I had to do a bit of shopping at a
surplus hardware store. I had an idea to try for the charging system. I picked
up a simple bulb and a 12V “extension cord.” Basically a cord you plug into
your cigarette lighter and have a cord to plug something else in a little ways
away. It has a male plug on one end and a female plug on the other.
My idea was to hook the bulb up
to the charge controller as my charge load. I wanted to cut the 12V “extension cord
in half and use the male plug end to plug into Ace and connect up to the charge
controller as on the battery side. This way it Ace would be turned off and the
power would go right into the battery.
Once I had got to a nice parking
lot and made a bit of dinner I just vegged out, it was too hot to do anything. The
good news thought is that during work the laptop was fully charged and the
truck was not drained.
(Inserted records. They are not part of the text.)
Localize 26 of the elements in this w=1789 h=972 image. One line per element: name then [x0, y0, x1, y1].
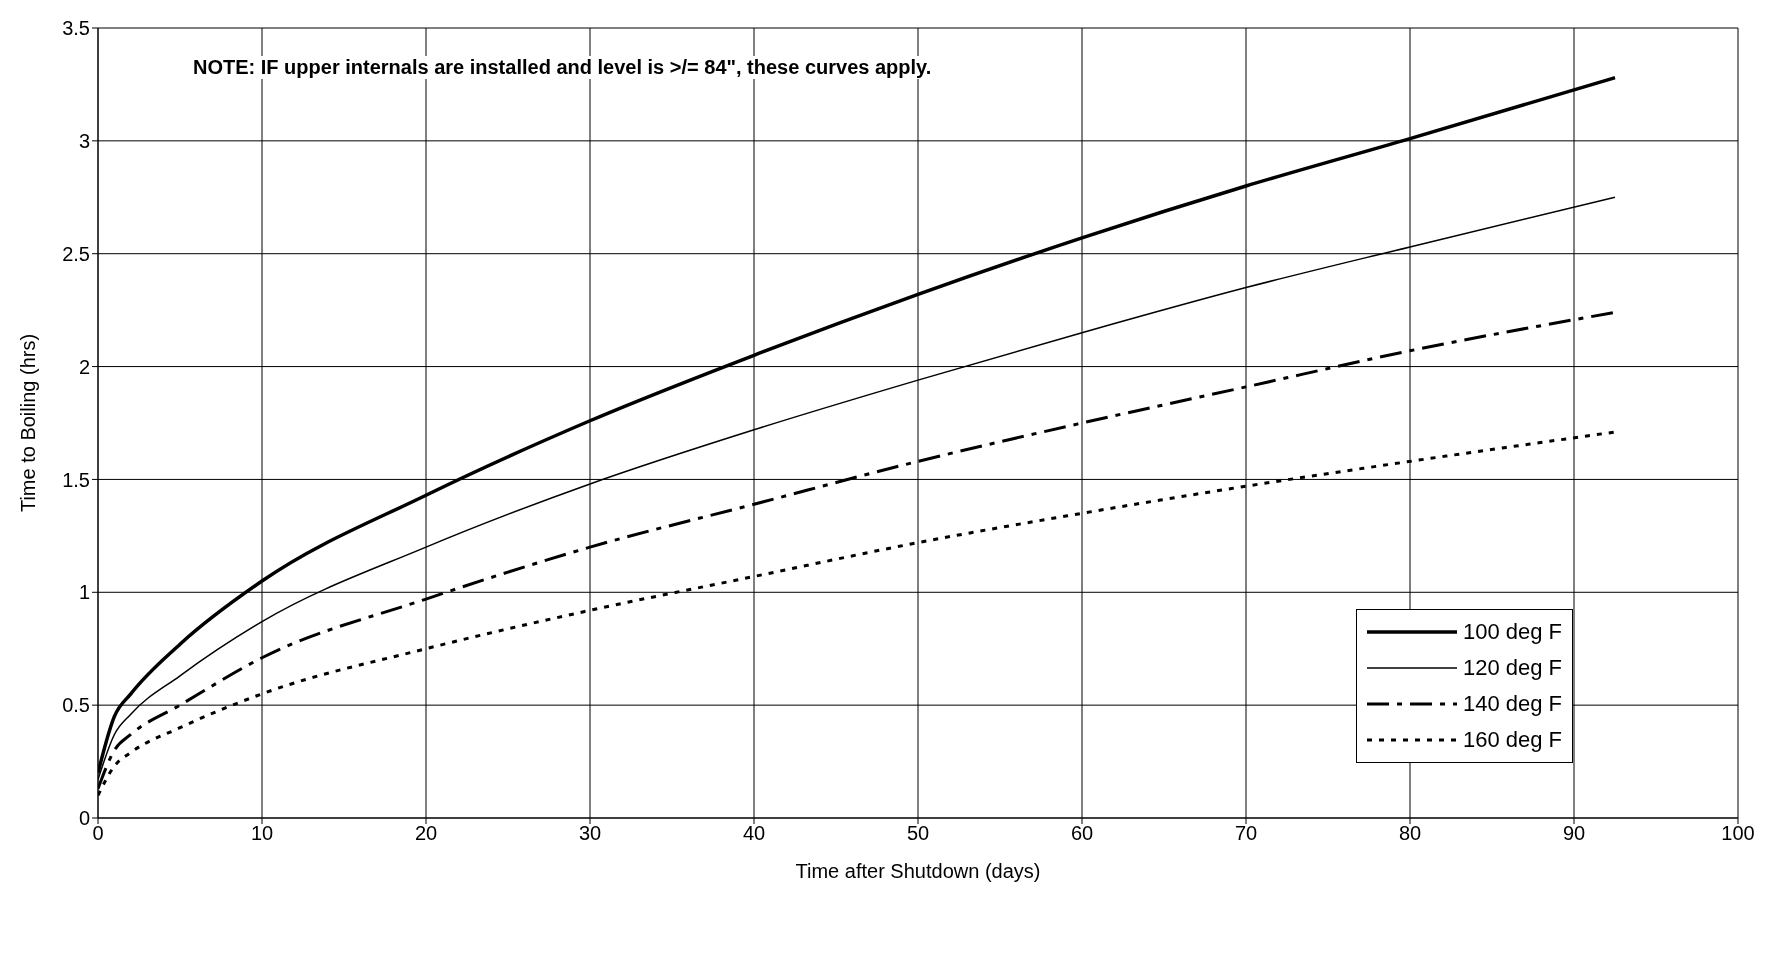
y-tick-label: 2.5 [62, 242, 90, 265]
x-tick-label: 30 [578, 822, 602, 845]
x-tick-label: 80 [1398, 822, 1422, 845]
x-tick-label: 90 [1562, 822, 1586, 845]
y-tick-label: 0.5 [62, 694, 90, 717]
x-tick-label: 100 [1721, 822, 1755, 845]
legend-label: 140 deg F [1462, 691, 1562, 717]
x-tick-label: 40 [742, 822, 766, 845]
y-tick-label: 0 [78, 807, 90, 830]
y-tick-label: 3 [78, 129, 90, 152]
x-tick-label: 70 [1234, 822, 1258, 845]
x-tick-label: 60 [1070, 822, 1094, 845]
y-tick-label: 3.5 [62, 17, 90, 40]
x-tick-label: 50 [906, 822, 930, 845]
y-tick-label: 2 [78, 355, 90, 378]
y-tick-label: 1.5 [62, 468, 90, 491]
x-tick-label: 20 [414, 822, 438, 845]
legend-label: 120 deg F [1462, 655, 1562, 681]
annotation: NOTE: IF upper internals are installed and level is >/= 84", these curves apply. [193, 56, 932, 79]
x-tick-label: 0 [92, 822, 104, 845]
y-axis-title: Time to Boiling (hrs) [17, 333, 40, 513]
y-tick-label: 1 [78, 581, 90, 604]
x-tick-label: 10 [250, 822, 274, 845]
x-axis-title: Time after Shutdown (days) [795, 860, 1041, 882]
legend-label: 100 deg F [1462, 619, 1562, 645]
legend-label: 160 deg F [1462, 727, 1562, 753]
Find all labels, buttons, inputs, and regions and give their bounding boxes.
This means that I can charge the laptop up this way on a
daily basis.
While I did get chapter 8 done
this morning, I did have a bit of time left over but no time left on the batteries.
If I could extend the batteries a bit longer then I could write as long as I wanted.
I got into work early this
morning and used the tools here to connect up things the way I wanted. I then
went back to the truck and setup Bigboy charging Ace up like I had planned. I
will check it at lunch to see if it is doing good or if it has drained Ace
completely, to the point that he screams. I hope this does the trick so I can
then try to charge Wanda up and get some headway on this solar charging system.
I do like the way the story is
shaping up and working out. I do have a good system going and it is progressing
well. It is very rough though and will need a number of revisions; that, though,
is how I work, I whittle stories. I slowly carve and shape them with each pass
of my creative knife. You don’t take one swipe at a piece of wood and say I’m
done . . . that is how you make firewood, not art.